Case Report
Copyright ©The Author(s) 2016. Published by Baishideng Publishing Group Inc. All rights reserved.
World J Hepatol. Feb 28, 2016; 8(6): 340-344
Published online Feb 28, 2016. doi: 10.4254/wjh.v8.i6.340
Primary hepatic amyloidosis: A case report and review of literature
Nikhil Sonthalia, Samit Jain, Sunil Pawar, Vinay Zanwar, Ravindra Surude, Praveen M Rathi
Nikhil Sonthalia, Samit Jain, Sunil Pawar, Vinay Zanwar, Ravindra Surude, Praveen M Rathi, Department of Gastroenterology, Topiwala National Medical College and BYL Ch Hospital, Mumbai 400008, Maharashtra, India
Author contributions: All authors contributed equally to the manuscript.
Institutional review board statement: The case report was exempt from the institutional review board standards at the BYL Nair Ch. Hospital and Topiwala National Medical College.
Informed consent statement: The patient involved in the study gave her written informed consent authorizing use and disclosure of her protected health information.
Conflict-of-interest statement: Authors have no conflict of interest to be declared.
Open-Access: This article is an open-access article which was selected by an in-house editor and fully peer-reviewed by external reviewers. It is distributed in accordance with the Creative Commons Attribution Non Commercial (CC BY-NC 4.0) license, which permits others to distribute, remix, adapt, build upon this work non-commercially, and license their derivative works on different terms, provided the original work is properly cited and the use is non-commercial. See: http://creativecommons.org/licenses/by-nc/4.0/
Correspondence to: Dr. Nikhil Sonthalia, Senior Resident, Department of Gastroenterology, Topiwala National Medical College and BYL Ch Hospital, Dr. A.L Nair Road, Mumbai 400008, Maharashtra, India. nikhil_zenith@yahoo.co.in
Telephone: +91-900-4203165 Fax: +91-022-23016139
Received: October 1, 2015
Peer-review started: October 9, 2015
First decision: November 4, 2015
Revised: December 14, 2015
Accepted: January 27, 2016
Article in press: January 29, 2016
Published online: February 28, 2016
Abstract

We describe a case of 42-year-old female presenting with abdominal pain associated with loss of weight and fever for 8 mo. On evaluation she had gross hepatomegaly with raised alkaline phosphatase and raised GGT levels with normal transaminases and bilirubin. On imaging she had diffuse enlargement of liver with heterogeneous contrast uptake in liver. Her viral marker and autoimmune markers were negative. Liver biopsy depicted massive deposition of amyloid in peri-sinusoidal spaces which revealed apple green birefringence on polarizing microscopy after Congo red staining. Cardiac and renal evaluation was unremarkable. Abdominal fat pad and rectum biopsy was negative for amyloid deposit. There was no evidence of primary amyloidosis as bone marrow examination was normal. Serum and urine immunofixation electrophoresis were normal. Immunoperoxidase staining for serum amyloid associated protein for secondary amyloidosis was negative from liver biopsy. We present this rare case of primary hepatic amyloidosis and review the literature regarding varied presentations of hepatic involvement in amyloidosis.
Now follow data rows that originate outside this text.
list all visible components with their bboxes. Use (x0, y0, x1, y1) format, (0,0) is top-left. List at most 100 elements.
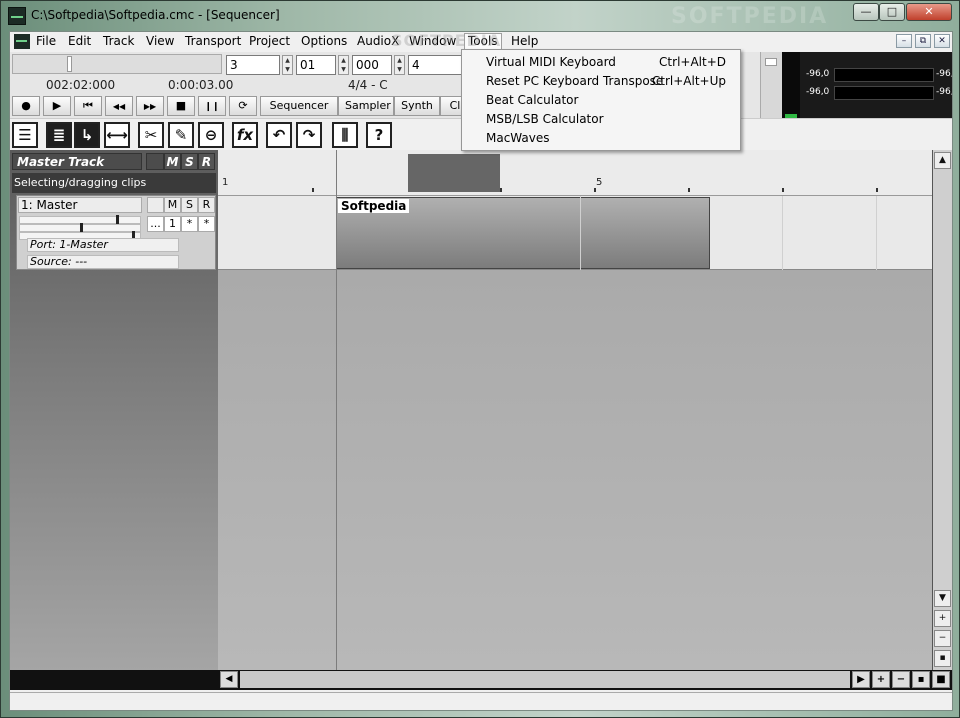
clip[interactable]: Softpedia (336, 197, 710, 269)
menu-item-virtual-midi-keyboard[interactable]: Virtual MIDI Keyboard Ctrl+Alt+D (464, 53, 738, 72)
scroll-down-button[interactable]: ▼ (934, 590, 951, 607)
app-icon[interactable] (8, 7, 26, 25)
mute-tool-button[interactable]: ⊖ (198, 122, 224, 148)
track-1-header[interactable]: 1: Master M S R ... 1 * * Port: 1-Master… (16, 195, 216, 270)
bar-field[interactable]: 3 (226, 55, 280, 75)
menu-help[interactable]: Help (508, 34, 541, 50)
mdi-close-button[interactable]: ✕ (934, 34, 950, 48)
zoom-out-horizontal-button[interactable]: − (892, 671, 910, 688)
app-window: C:\Softpedia\Softpedia.cmc - [Sequencer]… (0, 0, 960, 718)
horizontal-scrollbar[interactable] (240, 671, 850, 688)
scroll-left-button[interactable]: ◀ (220, 671, 238, 688)
title-bar[interactable]: C:\Softpedia\Softpedia.cmc - [Sequencer]… (1, 1, 959, 31)
pause-button[interactable]: ❙❙ (198, 96, 226, 116)
stop-button[interactable]: ■ (167, 96, 195, 116)
menu-item-beat-calculator[interactable]: Beat Calculator (464, 91, 738, 110)
track-1-star-1[interactable]: * (181, 216, 198, 232)
beat-spinner[interactable]: ▲ ▼ (338, 55, 349, 75)
track-1-record-button[interactable]: R (198, 197, 215, 213)
track-1-port[interactable]: Port: 1-Master (27, 238, 179, 252)
view-synth-button[interactable]: Synth (394, 96, 440, 116)
zoom-in-horizontal-button[interactable]: + (872, 671, 890, 688)
time-clock: 0:00:03.00 (168, 78, 234, 92)
meter-left-value: -96,0 (936, 69, 952, 79)
zoom-reset-vertical-button[interactable]: ▪ (934, 650, 951, 667)
menu-edit[interactable]: Edit (65, 34, 94, 50)
draw-tool-icon: ✎ (174, 126, 188, 144)
track-1-mute-button[interactable]: M (164, 197, 181, 213)
track-1-solo-button[interactable]: S (181, 197, 198, 213)
position-slider[interactable] (12, 54, 222, 74)
timeline-ruler[interactable]: 1 5 (218, 150, 932, 196)
pause-icon: ❙❙ (204, 102, 220, 112)
loop-selection[interactable] (408, 154, 500, 192)
menu-item-label: MacWaves (486, 131, 550, 145)
tick-spinner[interactable]: ▲ ▼ (394, 55, 405, 75)
transport-scroll[interactable] (760, 52, 782, 118)
track-1-name[interactable]: 1: Master (18, 197, 142, 213)
record-button[interactable]: ● (12, 96, 40, 116)
view-sampler-button[interactable]: Sampler (338, 96, 394, 116)
tempo-field[interactable]: 4 (408, 55, 464, 75)
minimize-button[interactable]: — (853, 3, 879, 21)
zoom-in-vertical-button[interactable]: + (934, 610, 951, 627)
master-record-button[interactable]: R (198, 153, 215, 170)
menu-project[interactable]: Project (246, 34, 293, 50)
track-list-button[interactable]: ☰ (12, 122, 38, 148)
arrange-button[interactable]: ≣ (46, 122, 72, 148)
close-button[interactable]: ✕ (906, 3, 952, 21)
master-solo-button[interactable]: S (181, 153, 198, 170)
redo-button[interactable]: ↷ (296, 122, 322, 148)
track-1-star-2[interactable]: * (198, 216, 215, 232)
scroll-right-button[interactable]: ▶ (852, 671, 870, 688)
rewind-start-button[interactable]: ⏮ (74, 96, 102, 116)
view-sequencer-button[interactable]: Sequencer (260, 96, 338, 116)
track-1-source[interactable]: Source: --- (27, 255, 179, 269)
track-1-lane[interactable]: Softpedia (218, 196, 932, 270)
transport-scroll-thumb[interactable] (765, 58, 777, 66)
zoom-fit-button[interactable]: ■ (932, 671, 950, 688)
zoom-out-vertical-button[interactable]: − (934, 630, 951, 647)
meter-right: -96,0 -96,0 (802, 86, 952, 100)
fast-forward-button[interactable]: ▶▶ (136, 96, 164, 116)
track-1-options-button[interactable]: ... (147, 216, 164, 232)
help-button[interactable]: ? (366, 122, 392, 148)
menu-options[interactable]: Options (298, 34, 350, 50)
menu-file[interactable]: File (33, 34, 59, 50)
maximize-button[interactable]: □ (879, 3, 905, 21)
select-tool-button[interactable]: ↳ (74, 122, 100, 148)
mdi-minimize-button[interactable]: – (896, 34, 912, 48)
bar-spinner[interactable]: ▲ ▼ (282, 55, 293, 75)
menu-view[interactable]: View (143, 34, 177, 50)
scroll-up-button[interactable]: ▲ (934, 152, 951, 169)
menu-item-msb-lsb-calculator[interactable]: MSB/LSB Calculator (464, 110, 738, 129)
draw-tool-button[interactable]: ✎ (168, 122, 194, 148)
sequencer-editor: Master Track M S R Selecting/dragging cl… (10, 150, 952, 670)
empty-track-area[interactable] (218, 270, 932, 670)
menu-transport[interactable]: Transport (182, 34, 244, 50)
document-icon[interactable] (14, 34, 30, 49)
cut-tool-button[interactable]: ✂ (138, 122, 164, 148)
stretch-tool-button[interactable]: ⟷ (104, 122, 130, 148)
menu-item-reset-keyboard-transpose[interactable]: Reset PC Keyboard Transpose Ctrl+Alt+Up (464, 72, 738, 91)
loop-button[interactable]: ⟳ (229, 96, 257, 116)
fx-button[interactable]: fx (232, 122, 258, 148)
meter-led (782, 52, 800, 118)
menu-item-macwaves[interactable]: MacWaves (464, 129, 738, 148)
position-slider-thumb[interactable] (67, 56, 72, 72)
vertical-scrollbar[interactable]: ▲ ▼ + − ▪ (932, 150, 952, 670)
rewind-button[interactable]: ◀◀ (105, 96, 133, 116)
play-button[interactable]: ▶ (43, 96, 71, 116)
master-mute-button[interactable]: M (164, 153, 181, 170)
mdi-restore-button[interactable]: ⧉ (915, 34, 931, 48)
track-1-pan-slider[interactable] (19, 223, 141, 233)
cut-tool-icon: ✂ (144, 126, 158, 144)
tick-field[interactable]: 000 (352, 55, 392, 75)
menu-track[interactable]: Track (100, 34, 137, 50)
track-1-channel[interactable]: 1 (164, 216, 181, 232)
master-track-header: Master Track M S R (12, 153, 216, 171)
beat-field[interactable]: 01 (296, 55, 336, 75)
zoom-reset-horizontal-button[interactable]: ▪ (912, 671, 930, 688)
undo-button[interactable]: ↶ (266, 122, 292, 148)
mixer-button[interactable]: ⫼ (332, 122, 358, 148)
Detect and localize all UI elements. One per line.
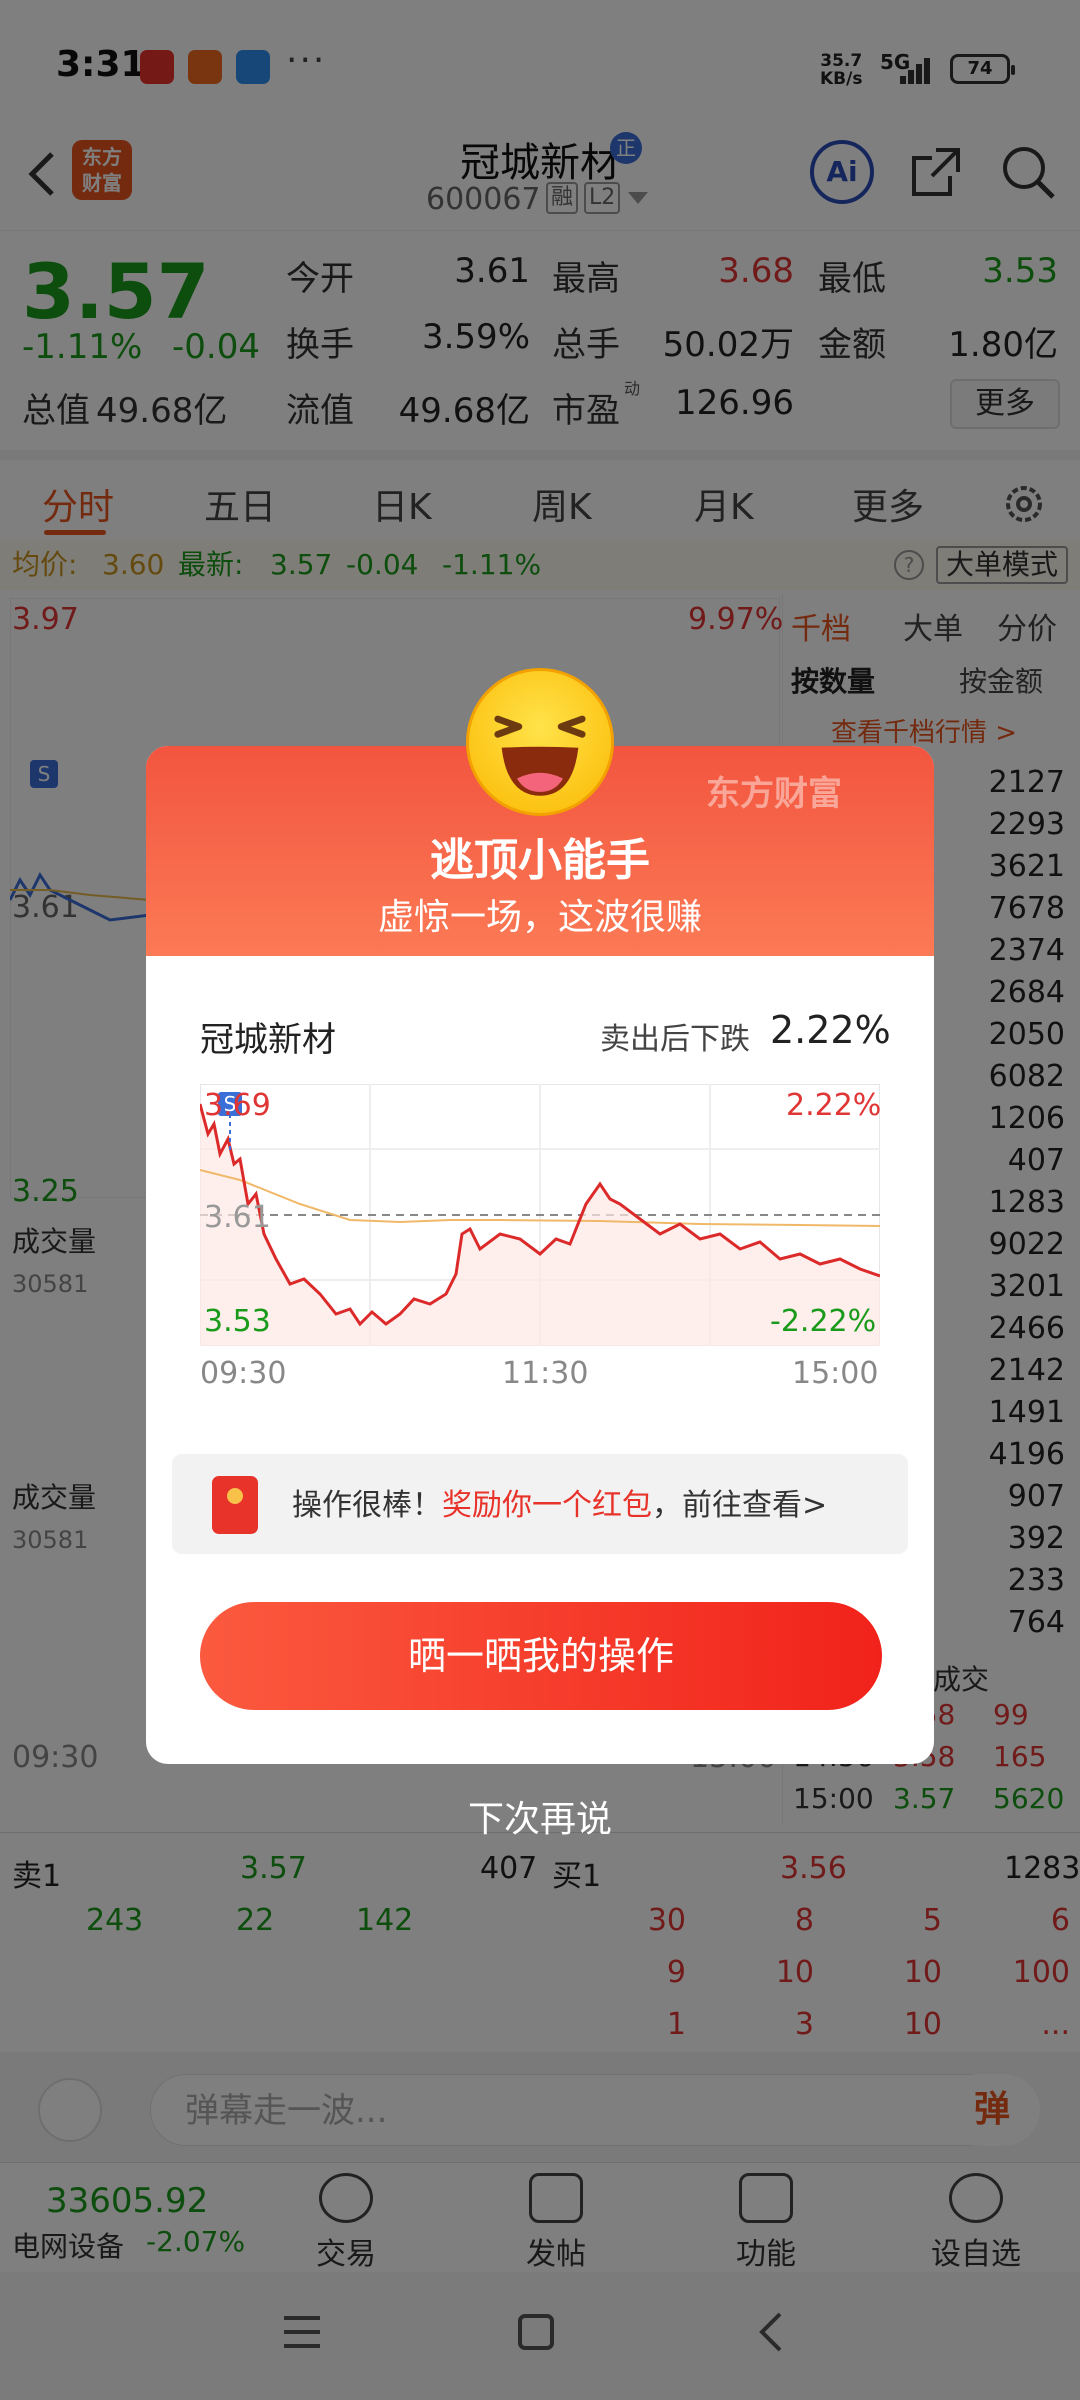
share-operation-button[interactable]: 晒一晒我的操作 [200, 1602, 882, 1710]
red-packet-icon [212, 1476, 258, 1534]
mini-chart-mid-tick: 3.61 [204, 1200, 271, 1235]
fall-after-sell-value: 2.22% [770, 1008, 891, 1052]
modal-subtitle: 虚惊一场，这波很赚 [377, 897, 702, 938]
red-packet-banner[interactable]: 操作很棒！奖励你一个红包，前往查看> [172, 1454, 908, 1554]
mini-chart-time-end: 15:00 [792, 1356, 879, 1391]
mini-chart-low-pct-tick: -2.22% [770, 1304, 877, 1339]
mini-chart-high-tick: 3.69 [204, 1088, 271, 1123]
mini-chart-low-tick: 3.53 [204, 1304, 271, 1339]
modal-stock-name: 冠城新材 [200, 1020, 336, 1060]
mini-chart-time-mid: 11:30 [502, 1356, 589, 1391]
red-packet-text: 操作很棒！奖励你一个红包，前往查看> [292, 1488, 828, 1523]
watermark-logo: 东方财富 [706, 774, 842, 814]
fall-after-sell-label: 卖出后下跌 [600, 1022, 750, 1057]
laughing-emoji-icon [466, 668, 614, 816]
mini-chart-high-pct-tick: 2.22% [786, 1088, 882, 1123]
dismiss-later-link[interactable]: 下次再说 [0, 1790, 1080, 1842]
mini-chart-time-start: 09:30 [200, 1356, 287, 1391]
modal-title: 逃顶小能手 [430, 835, 650, 886]
achievement-modal: 东方财富 逃顶小能手 虚惊一场，这波很赚 冠城新材 卖出后下跌 2.22% S … [146, 746, 934, 1764]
Keywords: Amyloidosis, Congo red staining, Isolated hepatic amyloidosis, Amyloid associated protein, Immunofixation electrophoresis

Core tip: Amyloidosis is a pathological process that encompasses a spectrum of disease resulting from the extracellular deposition of fibrillar amyloid protein. It can involve any organ isolated or in conjunction with other organs and can do so in the form of a focal, tumour-like lesion, or an infiltrative process. Amyloidosis localized to the liver has been rarely described. This case represents a rare instance of primary hepatic amyloidosis without evidence of primary or secondary cause of amyloid deposit posing considerable diagnostic and therapeutic challenge for the clinicians.